I wanted blue and the closest thing they had was purple which looked kinda blue on the website, but on arrival it is quite purple, so I will look a little funny, but overall I am happy with it. Maybe I will paint my hives to match. 

Overall a great suit for the price, and the customer service was great. They are made in Pakistan however. But Pakistanis need jobs too.


----------



## mathesonequip (Jul 9, 2012)

real good deal for the money. only problem was a long wait, last summer more than a month.


----------



## bluegrass (Aug 30, 2006)

I ordered on Sunday night and the suit was here Tuesday afternoon. I sent the small one back Wed Morning and got the replacement the following Thursday. 

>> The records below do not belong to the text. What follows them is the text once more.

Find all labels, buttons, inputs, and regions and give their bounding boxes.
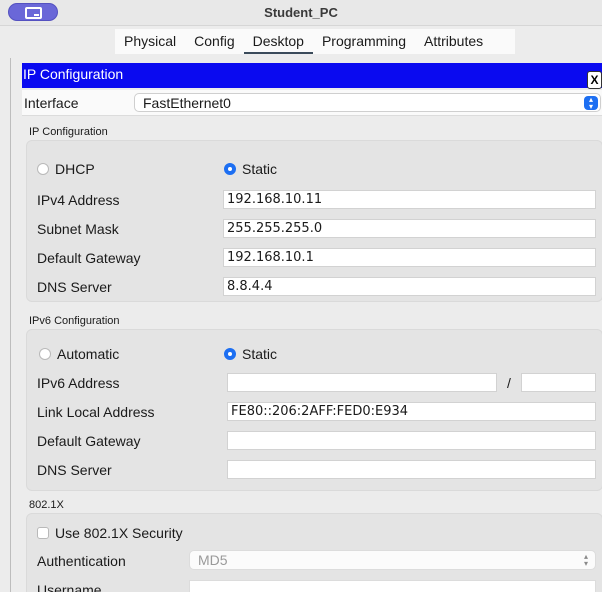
link-local-input[interactable]: FE80::206:2AFF:FED0:E934 (227, 402, 596, 421)
authentication-value: MD5 (198, 552, 228, 568)
checkbox-icon (37, 527, 49, 539)
ipv4-dns-label: DNS Server (37, 279, 112, 295)
ipv6-automatic-label: Automatic (57, 346, 120, 362)
ipv4-static-radio[interactable]: Static (224, 161, 277, 177)
radio-on-icon (224, 163, 236, 175)
ipv6-static-radio[interactable]: Static (224, 346, 277, 362)
interface-value: FastEthernet0 (143, 95, 231, 111)
dot1x-section-label: 802.1X (29, 499, 64, 511)
tab-programming[interactable]: Programming (313, 29, 415, 54)
prefix-separator: / (507, 375, 511, 391)
link-local-label: Link Local Address (37, 404, 155, 420)
window-title: Student_PC (264, 5, 338, 20)
ipv4-gateway-label: Default Gateway (37, 250, 141, 266)
tab-attributes[interactable]: Attributes (415, 29, 492, 54)
ipv4-address-label: IPv4 Address (37, 192, 120, 208)
tab-physical[interactable]: Physical (115, 29, 185, 54)
radio-off-icon (37, 163, 49, 175)
chevron-updown-icon: ▴ ▾ (583, 552, 588, 568)
subnet-mask-label: Subnet Mask (37, 221, 119, 237)
ipv4-gateway-input[interactable]: 192.168.10.1 (223, 248, 596, 267)
ipv6-dns-label: DNS Server (37, 462, 112, 478)
desktop-app-area: IP Configuration X Interface FastEtherne… (10, 58, 602, 592)
ipv4-dns-input[interactable]: 8.8.4.4 (223, 277, 596, 296)
interface-select[interactable]: FastEthernet0 ▴ ▾ (134, 93, 601, 112)
dhcp-label: DHCP (55, 161, 95, 177)
use-8021x-checkbox[interactable]: Use 802.1X Security (37, 525, 183, 541)
ipv6-prefix-input[interactable] (521, 373, 596, 392)
interface-label: Interface (24, 95, 79, 111)
ipv4-static-label: Static (242, 161, 278, 177)
ipv4-panel: DHCP Static IPv4 Address 192.168.10.11 S… (26, 140, 602, 302)
ipv6-panel: Automatic Static IPv6 Address / Link Loc… (26, 329, 602, 491)
tab-desktop[interactable]: Desktop (243, 29, 313, 54)
ipv6-address-label: IPv6 Address (37, 375, 120, 391)
ipv4-section-label: IP Configuration (29, 126, 108, 138)
ipv4-address-input[interactable]: 192.168.10.11 (223, 190, 596, 209)
use-8021x-label: Use 802.1X Security (55, 525, 183, 541)
radio-off-icon (39, 348, 51, 360)
authentication-select[interactable]: MD5 ▴ ▾ (189, 550, 596, 570)
authentication-label: Authentication (37, 553, 126, 569)
ipv6-automatic-radio[interactable]: Automatic (39, 346, 119, 362)
username-label: Username (37, 582, 102, 592)
ipv6-dns-input[interactable] (227, 460, 596, 479)
interface-row: Interface FastEthernet0 ▴ ▾ (22, 90, 602, 116)
app-title-bar: IP Configuration X (22, 63, 602, 89)
window-titlebar: Student_PC (0, 0, 602, 26)
dot1x-panel: Use 802.1X Security Authentication MD5 ▴… (26, 513, 602, 592)
dhcp-radio[interactable]: DHCP (37, 161, 95, 177)
close-button[interactable]: X (587, 71, 602, 89)
subnet-mask-input[interactable]: 255.255.255.0 (223, 219, 596, 238)
radio-on-icon (224, 348, 236, 360)
tab-config[interactable]: Config (185, 29, 243, 54)
chevron-updown-icon: ▴ ▾ (584, 96, 598, 111)
username-input[interactable] (189, 580, 596, 592)
ipv6-static-label: Static (242, 346, 278, 362)
tab-bar: Physical Config Desktop Programming Attr… (115, 29, 515, 54)
ipv6-gateway-input[interactable] (227, 431, 596, 450)
ipv6-address-input[interactable] (227, 373, 497, 392)
ipv6-gateway-label: Default Gateway (37, 433, 141, 449)
app-title: IP Configuration (23, 66, 124, 82)
ipv6-section-label: IPv6 Configuration (29, 315, 120, 327)
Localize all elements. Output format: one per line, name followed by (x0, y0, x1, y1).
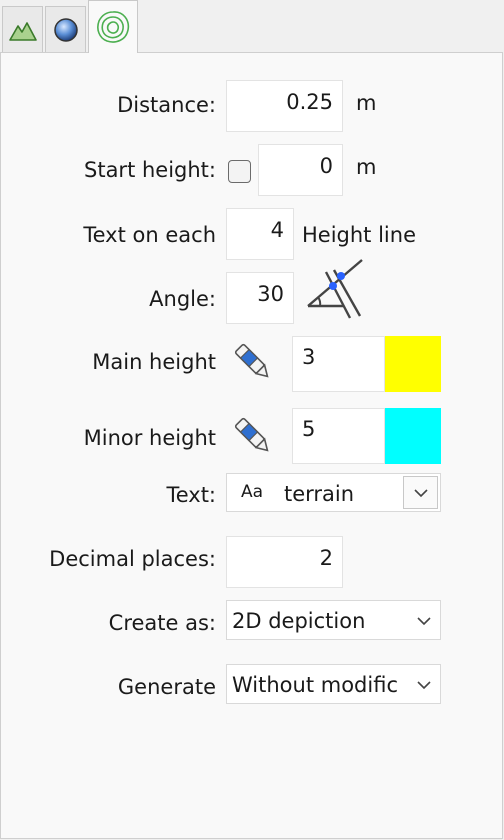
text-font-value: terrain (284, 482, 355, 506)
main-height-input[interactable]: 3 (292, 336, 385, 392)
height-line-label: Height line (302, 223, 416, 247)
chevron-down-icon (417, 681, 431, 690)
text-font-dropdown-button[interactable] (403, 476, 438, 509)
create-as-label: Create as: (108, 611, 216, 635)
main-height-label: Main height (92, 350, 216, 374)
text-on-each-label: Text on each (83, 223, 216, 247)
text-font-select[interactable]: Aa terrain (226, 473, 441, 512)
decimal-places-input[interactable]: 2 (226, 536, 343, 588)
minor-height-label: Minor height (83, 426, 216, 450)
minor-height-color-swatch[interactable] (385, 408, 441, 464)
minor-height-input[interactable]: 5 (292, 408, 385, 464)
distance-input[interactable]: 0.25 (226, 80, 343, 132)
text-label: Text: (166, 483, 216, 507)
mountain-icon (8, 21, 37, 41)
create-as-select[interactable]: 2D depiction (226, 600, 441, 640)
start-height-unit: m (356, 155, 377, 179)
main-height-color-swatch[interactable] (385, 336, 441, 392)
start-height-checkbox[interactable] (228, 160, 251, 183)
generate-value: Without modific (232, 673, 398, 697)
generate-label: Generate (117, 675, 216, 699)
tab-terrain[interactable] (2, 6, 43, 52)
chevron-down-icon (417, 617, 431, 626)
create-as-value: 2D depiction (232, 609, 366, 633)
angle-diagram-icon (307, 259, 363, 319)
distance-unit: m (356, 91, 377, 115)
font-icon: Aa (241, 482, 264, 502)
generate-select[interactable]: Without modific (226, 664, 441, 704)
text-on-each-input[interactable]: 4 (226, 208, 294, 260)
decimal-places-label: Decimal places: (49, 547, 216, 571)
distance-label: Distance: (117, 93, 216, 117)
start-height-label: Start height: (84, 158, 216, 182)
sphere-icon (53, 17, 78, 42)
chevron-down-icon (414, 489, 428, 498)
pencil-icon[interactable] (233, 342, 275, 384)
tab-contour-lines[interactable] (88, 0, 138, 53)
angle-input[interactable]: 30 (226, 272, 294, 324)
tab-sphere[interactable] (45, 6, 86, 52)
angle-label: Angle: (149, 287, 216, 311)
start-height-input[interactable]: 0 (258, 144, 343, 196)
pencil-icon[interactable] (233, 416, 275, 458)
tab-bar (0, 0, 504, 53)
contour-lines-icon (97, 11, 130, 43)
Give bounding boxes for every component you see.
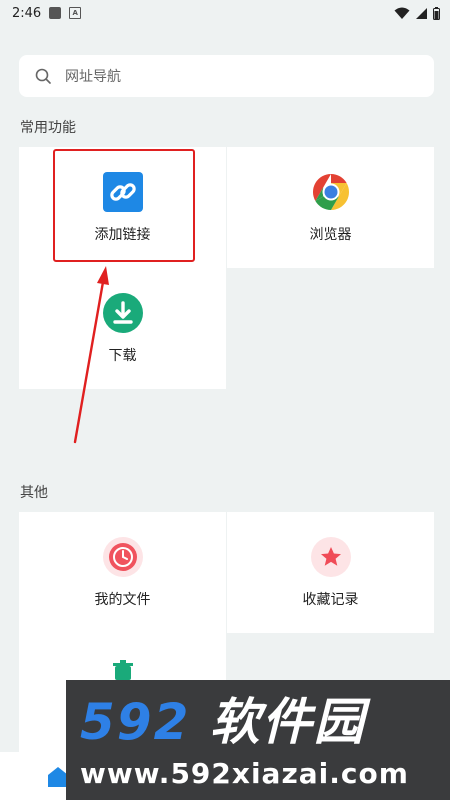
star-icon [310,536,351,577]
favorites-label: 收藏记录 [302,591,359,608]
search-icon [35,68,51,84]
keyboard-icon: A [69,7,82,19]
watermark-overlay: 592 软件园 www.592xiazai.com [66,680,450,800]
status-bar: 2:46 A [0,0,450,26]
my-files-label: 我的文件 [94,591,151,608]
browser-tile[interactable]: 浏览器 [227,147,434,268]
watermark-logo: 592 软件园 [80,694,450,750]
clock-icon [102,536,143,577]
download-label: 下载 [108,347,137,364]
section-title-other: 其他 [20,485,48,501]
highlight-box [53,149,195,262]
favorites-tile[interactable]: 收藏记录 [227,512,434,633]
search-bar[interactable]: 网址导航 [19,55,434,97]
chrome-icon [311,172,351,212]
my-files-tile[interactable]: 我的文件 [19,512,226,633]
browser-label: 浏览器 [309,226,352,243]
watermark-url: www.592xiazai.com [80,757,409,790]
status-time: 2:46 [12,5,42,21]
trash-icon [103,644,143,684]
notification-icon [49,7,62,19]
section-title-common: 常用功能 [20,120,76,136]
watermark-cn: 软件园 [209,693,366,751]
signal-icon [416,7,427,19]
wifi-icon [394,7,410,19]
download-tile[interactable]: 下载 [19,268,226,389]
watermark-num: 592 [80,693,191,751]
download-icon [102,292,143,333]
search-placeholder: 网址导航 [65,69,121,85]
battery-icon [433,6,440,20]
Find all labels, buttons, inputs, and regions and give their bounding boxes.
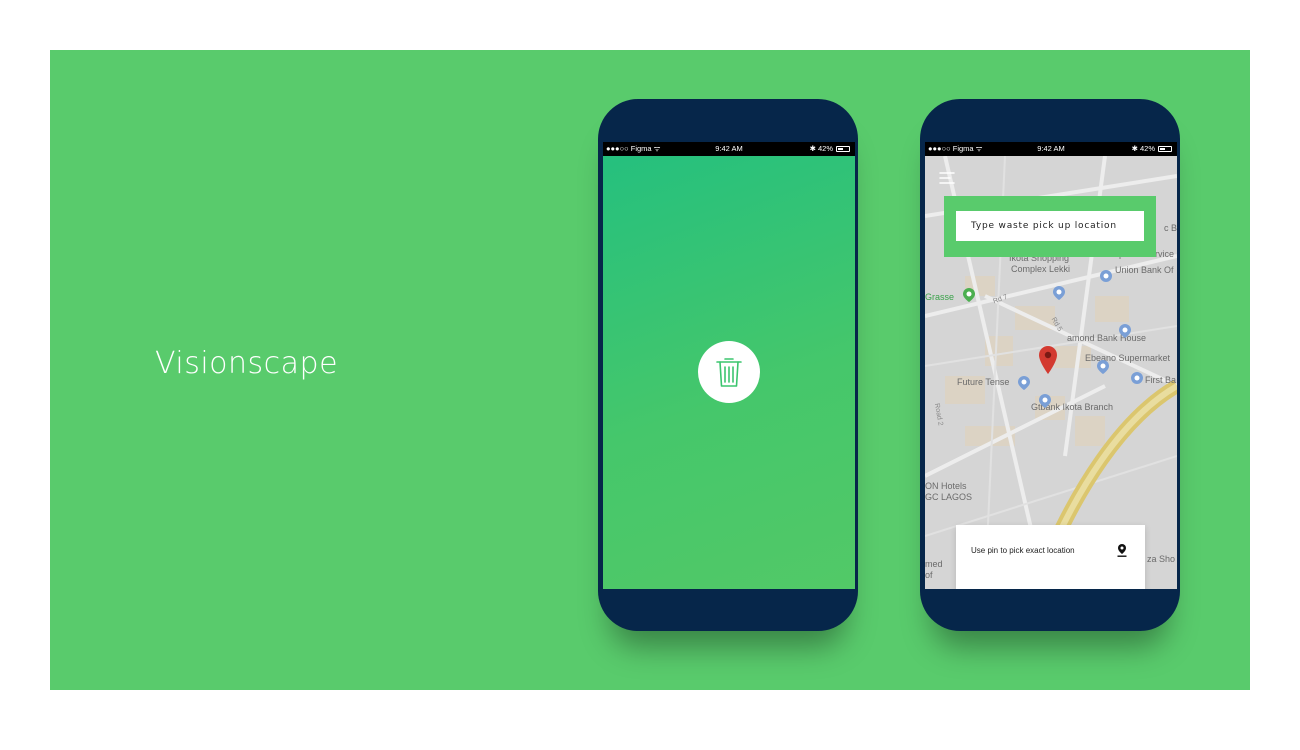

No problems with backorders for me.


----------



## gonzoBee (May 10, 2012)

i love thier suits ordered # 3 from E-bay and have had them 3 years the quality is great never gotten a sting through
and you cant beat the price,just be careful taking the zippered hood off, you need a masters degree to figuare how to put it back on  but all in all great bee suit


----------



## bluegrass (Aug 30, 2006)

gonzoBee said:


> Just be careful taking the zippered hood off, you need a masters degree to figure how to put it back on  but all in all great bee suit


LOL... That seems to be true with all of the zipper on veils I have seen... I am very careful not to unzip them all the way. My son unzipped his last fall after wearing it at Halloween, I nearly had a stroke trying to figure out how to get it back on. His is a full hat veil, not the fencing one.


----------



## gonzoBee (May 10, 2012)

Your so right, but Google saved me on this one there are numerous links on line and video showing how to zip them back up. Im with you dont unzip again!!


----------



## johng (Nov 24, 2009)

My ultra breeze is the same way. I never take the veil off unless I'm going to wash it which I only do every now and then. Every time I have to get my wife to zip it back on for me. LOL


----------



## cryptobrian (Jan 22, 2012)

I purchased a Jawadis suit for my good ... great customer service, good suit. Zipper quality was somewhat lacking, didn't take much for the metal to break.


----------



## bluegrass (Aug 30, 2006)

I now second the zipper comment. The zipper them selves seem okay, but the pull tabs break off when they meet a little resistance.


----------



## SweetPotato (Jan 25, 2014)

We have ordered 5 suits from Jawadis this year and have been extremely happy with their customer service. The suits seem to be good quality, especially for the price. Have not had any issues with the zippers so far. Two of the veils had holes appearing in them after only a couple uses (and no washes) - the mesh seemed to be breaking/disintegrating. I emailed them pictures and they shipped out replacements the following day, free of charge, no hassle! Fast shipping too! 

When ordering, I checked both their website and their ebay listings as sometimes one was cheaper than the other, depending on the size ordered. The only thing is that my husband needed a 7XL suit for his height and the free gloves that came with it were also 7XL - made for a giant! 

All in all, I'd definitely recommend this company for people starting their beekeeping journey.


----------



## allan (Jul 7, 2013)

I have ordered 3 suits from jawadis and i am happy with there suits they are nice for the price


----------